Some images (I would say about 10% of them) cause colorhash to return invalid values that can't be roundtripped.
Feeding their hex representation into hex_to_hash creates an invalid ImageHash object that crashes when stringified again.
Example code that reproduces the issue:

from PIL import Image
from imagehash import colorhash, hex_to_hash

img = Image.frombytes('RGB', (1, 1), b'\xff\xb8\xff')  # Example image that crashes. 1x1 pixels

# The first hash works fine
first_hash = colorhash(img)

print(first_hash.hash.dtype)
# >>> bool

print(str(first_hash))
# >>> 07000000000

# These values are expected.
# Now let's roundtrip the hash (hash -> hex -> hash) and see what happens

second_hash = hex_to_hash(str(first_hash))
# imagehash/__init__.py:181: VisibleDeprecationWarning: Creating an ndarray from ragged nested sequences (which is a list-or-tuple of lists-or-tuples-or ndarrays with different lengths or shapes) is deprecated. If you meant to do this, you must specify 'dtype=object' when creating the ndarray.
#  hash_array = numpy.array([[bool(int(d)) for d in row] for row in bit_rows])

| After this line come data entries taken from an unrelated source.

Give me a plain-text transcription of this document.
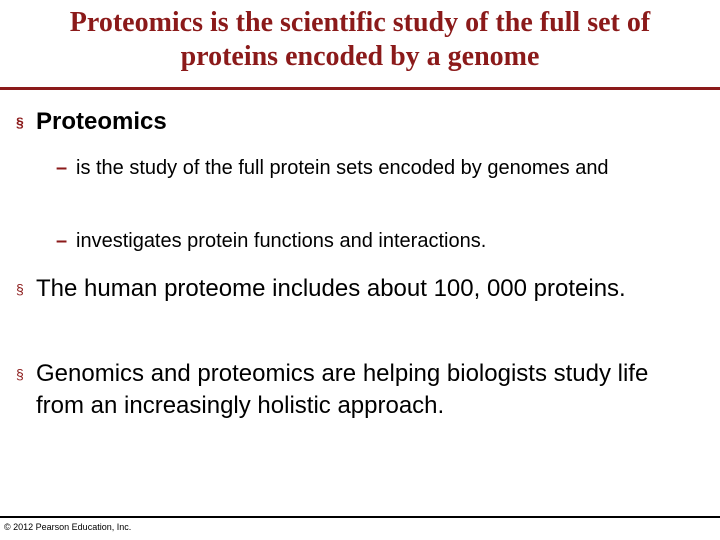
Proteomics is the scientific study of the full set of
proteins encoded by a genome
§ Proteomics
– is the study of the full protein sets encoded by genomes and
– investigates protein functions and interactions.
§ The human proteome includes about 100, 000 proteins.
§ Genomics and proteomics are helping biologists study life from an increasingly holistic approach.
© 2012 Pearson Education, Inc.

print(second_hash.hash.dtype)
# >>> object

print(str(second_hash))
# File "imagehash/__init__.py", line 100, in __str__
#    return _binary_array_to_hex(self.hash.flatten())
#  File "/imagehash/__init__.py", line 87, in _binary_array_to_hex
#    return '{:0>{width}x}'.format(int(bit_string, 2), width=width)
# ValueError: invalid literal for int() with base 2: '[True, True, True, False, False, False][False, False, False, False, False, False][False, False, False, False, False, False][False, False, False, False, False, False][False, False, False, False, False

see the "Storing hashes" section of the README, hex_to_hash is not the right function here.

Thank you!
I was very confused by the fact that it seemed to work 90% of the time.
Oh well. Should have read the docs more closely.